As far as losing "classic" or something. Oh no, while Thomas Torrance retrieves from a particular situation in theological history (as we all do); his approach is rooted in the Patristic (and thus ancient/traditional/classic period of the church) period. Anyway, I actually think his version is just as classic (but Modern) too as any so called classic approach today. So when I say classic Calvinism I am trying to attach them to the classical theism that informs their theological approach.
Yes, I think we must be dialectic given our vantage point and the way God has Self-revealed himself, no less, to us, in Christ.
I wasn't blaming Newton for them. They were merely reaffirmed by his theories and systems of Newtonian physics. Newton was an Arian, so I know he wasn't looking to affirm the Reformed.

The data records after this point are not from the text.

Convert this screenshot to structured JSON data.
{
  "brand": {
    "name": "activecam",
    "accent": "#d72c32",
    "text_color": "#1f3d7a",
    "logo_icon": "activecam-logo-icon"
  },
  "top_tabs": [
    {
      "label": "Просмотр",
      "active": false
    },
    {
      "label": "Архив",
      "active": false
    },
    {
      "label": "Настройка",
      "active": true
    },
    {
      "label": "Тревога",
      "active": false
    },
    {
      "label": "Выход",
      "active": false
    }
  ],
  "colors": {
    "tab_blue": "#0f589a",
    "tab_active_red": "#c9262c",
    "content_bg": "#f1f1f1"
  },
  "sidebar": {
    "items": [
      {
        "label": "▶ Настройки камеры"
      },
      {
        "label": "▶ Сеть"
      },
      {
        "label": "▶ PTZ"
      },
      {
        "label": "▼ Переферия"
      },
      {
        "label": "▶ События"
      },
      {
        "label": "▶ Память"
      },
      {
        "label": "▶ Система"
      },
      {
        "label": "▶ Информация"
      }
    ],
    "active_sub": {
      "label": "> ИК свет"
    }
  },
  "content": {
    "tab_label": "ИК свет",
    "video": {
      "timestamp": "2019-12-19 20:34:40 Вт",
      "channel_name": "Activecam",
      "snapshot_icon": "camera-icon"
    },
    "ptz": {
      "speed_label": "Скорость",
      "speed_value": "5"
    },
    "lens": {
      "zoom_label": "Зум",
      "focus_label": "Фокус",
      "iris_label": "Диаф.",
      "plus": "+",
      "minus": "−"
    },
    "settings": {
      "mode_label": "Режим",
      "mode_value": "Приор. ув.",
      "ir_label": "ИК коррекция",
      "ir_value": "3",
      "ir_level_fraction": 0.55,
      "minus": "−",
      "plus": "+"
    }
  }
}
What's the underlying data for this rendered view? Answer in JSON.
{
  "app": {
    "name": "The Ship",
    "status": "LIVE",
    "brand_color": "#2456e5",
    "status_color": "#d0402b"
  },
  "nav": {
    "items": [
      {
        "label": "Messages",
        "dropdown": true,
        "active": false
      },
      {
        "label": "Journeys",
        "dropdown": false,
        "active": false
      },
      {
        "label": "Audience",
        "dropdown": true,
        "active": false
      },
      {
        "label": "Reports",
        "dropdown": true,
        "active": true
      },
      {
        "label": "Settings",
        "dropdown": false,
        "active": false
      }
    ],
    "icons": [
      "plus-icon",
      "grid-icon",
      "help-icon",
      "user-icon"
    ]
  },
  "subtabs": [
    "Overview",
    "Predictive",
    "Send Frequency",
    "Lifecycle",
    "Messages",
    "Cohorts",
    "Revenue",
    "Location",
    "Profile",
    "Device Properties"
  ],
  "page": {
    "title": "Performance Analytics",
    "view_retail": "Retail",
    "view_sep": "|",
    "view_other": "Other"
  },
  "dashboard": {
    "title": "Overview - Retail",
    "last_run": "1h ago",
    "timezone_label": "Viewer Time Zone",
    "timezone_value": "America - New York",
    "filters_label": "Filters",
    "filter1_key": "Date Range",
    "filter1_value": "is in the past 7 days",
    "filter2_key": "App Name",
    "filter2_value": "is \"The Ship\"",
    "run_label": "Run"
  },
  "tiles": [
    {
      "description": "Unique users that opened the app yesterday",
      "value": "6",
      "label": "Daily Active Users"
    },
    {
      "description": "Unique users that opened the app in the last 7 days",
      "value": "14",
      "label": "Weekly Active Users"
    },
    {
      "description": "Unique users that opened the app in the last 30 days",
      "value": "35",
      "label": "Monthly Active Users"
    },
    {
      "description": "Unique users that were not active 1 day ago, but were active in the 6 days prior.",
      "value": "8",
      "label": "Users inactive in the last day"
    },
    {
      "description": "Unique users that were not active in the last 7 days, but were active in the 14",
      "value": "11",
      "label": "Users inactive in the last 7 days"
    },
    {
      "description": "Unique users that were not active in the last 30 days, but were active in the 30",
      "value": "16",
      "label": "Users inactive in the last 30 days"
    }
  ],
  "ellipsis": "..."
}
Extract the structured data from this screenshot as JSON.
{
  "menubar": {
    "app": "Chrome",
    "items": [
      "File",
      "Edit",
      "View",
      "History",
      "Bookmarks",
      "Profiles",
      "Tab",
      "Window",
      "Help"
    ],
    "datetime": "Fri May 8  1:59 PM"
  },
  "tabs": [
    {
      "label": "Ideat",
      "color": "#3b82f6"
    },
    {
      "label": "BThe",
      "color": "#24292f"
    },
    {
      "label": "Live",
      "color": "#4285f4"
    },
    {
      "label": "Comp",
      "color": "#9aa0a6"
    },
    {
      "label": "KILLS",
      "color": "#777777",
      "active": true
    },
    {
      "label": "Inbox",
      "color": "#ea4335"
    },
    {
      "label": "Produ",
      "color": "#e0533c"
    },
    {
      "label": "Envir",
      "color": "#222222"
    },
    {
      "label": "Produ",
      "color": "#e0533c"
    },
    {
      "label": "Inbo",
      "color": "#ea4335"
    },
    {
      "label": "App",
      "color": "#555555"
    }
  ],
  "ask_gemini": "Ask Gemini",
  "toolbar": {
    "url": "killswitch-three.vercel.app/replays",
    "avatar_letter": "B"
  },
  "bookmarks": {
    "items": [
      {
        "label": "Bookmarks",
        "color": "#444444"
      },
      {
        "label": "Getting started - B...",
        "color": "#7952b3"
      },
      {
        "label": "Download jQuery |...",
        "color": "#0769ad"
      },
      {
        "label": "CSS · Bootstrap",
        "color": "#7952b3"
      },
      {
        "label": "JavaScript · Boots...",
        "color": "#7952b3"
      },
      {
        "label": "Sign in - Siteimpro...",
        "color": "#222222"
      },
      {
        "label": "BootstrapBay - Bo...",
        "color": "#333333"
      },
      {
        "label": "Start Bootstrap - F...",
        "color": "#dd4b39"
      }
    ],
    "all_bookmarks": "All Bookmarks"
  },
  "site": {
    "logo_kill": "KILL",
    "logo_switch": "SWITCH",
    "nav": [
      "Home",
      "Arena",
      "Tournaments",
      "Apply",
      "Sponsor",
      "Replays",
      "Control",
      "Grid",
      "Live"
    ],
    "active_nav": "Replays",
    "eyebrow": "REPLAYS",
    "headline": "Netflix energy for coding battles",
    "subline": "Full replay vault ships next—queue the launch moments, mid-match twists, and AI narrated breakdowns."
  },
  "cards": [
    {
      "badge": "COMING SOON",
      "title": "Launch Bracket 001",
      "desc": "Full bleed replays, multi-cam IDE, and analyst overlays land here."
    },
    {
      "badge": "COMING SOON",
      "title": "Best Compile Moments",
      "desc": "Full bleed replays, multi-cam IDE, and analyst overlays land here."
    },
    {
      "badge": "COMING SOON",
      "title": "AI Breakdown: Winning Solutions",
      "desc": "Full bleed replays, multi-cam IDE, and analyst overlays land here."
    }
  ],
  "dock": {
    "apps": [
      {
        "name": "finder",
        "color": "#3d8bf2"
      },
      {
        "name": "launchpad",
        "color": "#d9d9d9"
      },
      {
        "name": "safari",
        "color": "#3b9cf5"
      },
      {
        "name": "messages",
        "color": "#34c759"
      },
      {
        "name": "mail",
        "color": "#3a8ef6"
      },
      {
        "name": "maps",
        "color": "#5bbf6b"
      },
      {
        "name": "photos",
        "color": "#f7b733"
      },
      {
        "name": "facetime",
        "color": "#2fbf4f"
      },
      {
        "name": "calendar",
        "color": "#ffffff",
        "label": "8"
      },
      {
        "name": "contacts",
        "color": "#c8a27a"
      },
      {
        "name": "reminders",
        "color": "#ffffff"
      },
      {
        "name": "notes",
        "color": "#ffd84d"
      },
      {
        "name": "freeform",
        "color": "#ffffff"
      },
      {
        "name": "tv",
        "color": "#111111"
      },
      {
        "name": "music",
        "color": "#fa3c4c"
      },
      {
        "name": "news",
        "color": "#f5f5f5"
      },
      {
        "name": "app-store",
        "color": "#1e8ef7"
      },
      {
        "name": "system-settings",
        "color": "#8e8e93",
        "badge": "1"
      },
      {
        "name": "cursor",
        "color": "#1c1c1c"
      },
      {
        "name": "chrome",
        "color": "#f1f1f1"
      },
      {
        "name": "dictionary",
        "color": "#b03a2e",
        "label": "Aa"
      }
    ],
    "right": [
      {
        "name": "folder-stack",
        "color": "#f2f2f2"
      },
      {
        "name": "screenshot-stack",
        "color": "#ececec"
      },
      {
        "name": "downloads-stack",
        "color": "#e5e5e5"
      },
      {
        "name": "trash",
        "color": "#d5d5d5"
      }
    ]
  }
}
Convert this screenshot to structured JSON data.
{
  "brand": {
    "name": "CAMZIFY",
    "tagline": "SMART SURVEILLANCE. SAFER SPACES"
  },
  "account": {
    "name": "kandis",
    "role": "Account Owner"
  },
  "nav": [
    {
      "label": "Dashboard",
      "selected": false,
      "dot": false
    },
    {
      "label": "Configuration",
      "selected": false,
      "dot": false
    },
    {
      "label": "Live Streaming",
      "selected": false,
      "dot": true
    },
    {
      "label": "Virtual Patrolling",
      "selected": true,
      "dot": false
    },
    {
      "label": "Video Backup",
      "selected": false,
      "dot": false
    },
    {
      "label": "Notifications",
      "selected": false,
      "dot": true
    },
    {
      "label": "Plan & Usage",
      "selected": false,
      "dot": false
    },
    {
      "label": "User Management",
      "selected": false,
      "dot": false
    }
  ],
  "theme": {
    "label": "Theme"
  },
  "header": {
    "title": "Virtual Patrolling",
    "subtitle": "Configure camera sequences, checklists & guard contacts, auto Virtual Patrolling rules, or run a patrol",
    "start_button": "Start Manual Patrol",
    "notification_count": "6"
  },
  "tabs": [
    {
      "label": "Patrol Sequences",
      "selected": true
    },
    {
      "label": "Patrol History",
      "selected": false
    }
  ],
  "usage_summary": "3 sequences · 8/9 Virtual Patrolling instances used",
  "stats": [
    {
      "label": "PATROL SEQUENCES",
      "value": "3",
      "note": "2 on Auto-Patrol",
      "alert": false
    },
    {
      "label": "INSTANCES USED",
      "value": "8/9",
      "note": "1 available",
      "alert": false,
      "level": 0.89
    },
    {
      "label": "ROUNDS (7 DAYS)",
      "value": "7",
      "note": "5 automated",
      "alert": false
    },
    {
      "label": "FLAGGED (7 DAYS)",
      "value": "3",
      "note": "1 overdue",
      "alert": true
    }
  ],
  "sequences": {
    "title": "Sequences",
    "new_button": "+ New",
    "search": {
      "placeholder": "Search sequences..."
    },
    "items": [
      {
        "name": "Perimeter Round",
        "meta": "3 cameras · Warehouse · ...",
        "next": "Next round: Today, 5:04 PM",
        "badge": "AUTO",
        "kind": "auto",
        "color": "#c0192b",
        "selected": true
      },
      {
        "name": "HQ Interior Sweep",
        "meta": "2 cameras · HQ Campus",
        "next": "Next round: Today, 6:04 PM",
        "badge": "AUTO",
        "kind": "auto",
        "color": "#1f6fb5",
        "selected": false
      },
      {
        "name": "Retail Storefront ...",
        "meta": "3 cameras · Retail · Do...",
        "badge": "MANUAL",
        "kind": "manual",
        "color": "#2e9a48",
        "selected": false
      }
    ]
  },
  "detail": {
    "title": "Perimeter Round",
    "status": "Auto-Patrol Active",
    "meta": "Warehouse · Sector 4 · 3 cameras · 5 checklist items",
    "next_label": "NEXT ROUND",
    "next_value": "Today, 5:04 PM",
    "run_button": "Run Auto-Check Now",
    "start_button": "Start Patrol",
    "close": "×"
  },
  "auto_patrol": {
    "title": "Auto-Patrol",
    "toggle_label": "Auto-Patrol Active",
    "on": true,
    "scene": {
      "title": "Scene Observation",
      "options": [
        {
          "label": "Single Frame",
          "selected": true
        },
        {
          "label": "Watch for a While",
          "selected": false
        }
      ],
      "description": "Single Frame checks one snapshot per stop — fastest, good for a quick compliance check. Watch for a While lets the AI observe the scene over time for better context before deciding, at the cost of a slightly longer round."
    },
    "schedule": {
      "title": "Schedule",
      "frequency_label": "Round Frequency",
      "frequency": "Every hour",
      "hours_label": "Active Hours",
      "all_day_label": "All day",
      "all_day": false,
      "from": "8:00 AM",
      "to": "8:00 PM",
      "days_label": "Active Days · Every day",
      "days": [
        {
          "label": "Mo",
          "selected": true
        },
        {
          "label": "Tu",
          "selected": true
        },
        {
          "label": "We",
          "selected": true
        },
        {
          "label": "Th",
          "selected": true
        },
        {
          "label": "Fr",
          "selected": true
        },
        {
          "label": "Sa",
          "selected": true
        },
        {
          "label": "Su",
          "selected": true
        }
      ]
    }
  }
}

DeleteHaha, I know what you're saying. I would probably be feeling the same thing if I lived in 1550 and read Calvin's Institutes or heard the preaching of the Anabaptists. I would be attracted to it and then get gridlocked with a thought of "novelty" or think "How could Rome be wrong? The Pope's have been at this a long time!". While I don't expect to find anything new that hasn't been said before, I've got to go back to the Scriptures, regardless of the main current of the day.
Amen to your last sentence, Cal. We need to always be going back to Scripture, and not be taken captive by particular theologians or exegetes per se. But test all things.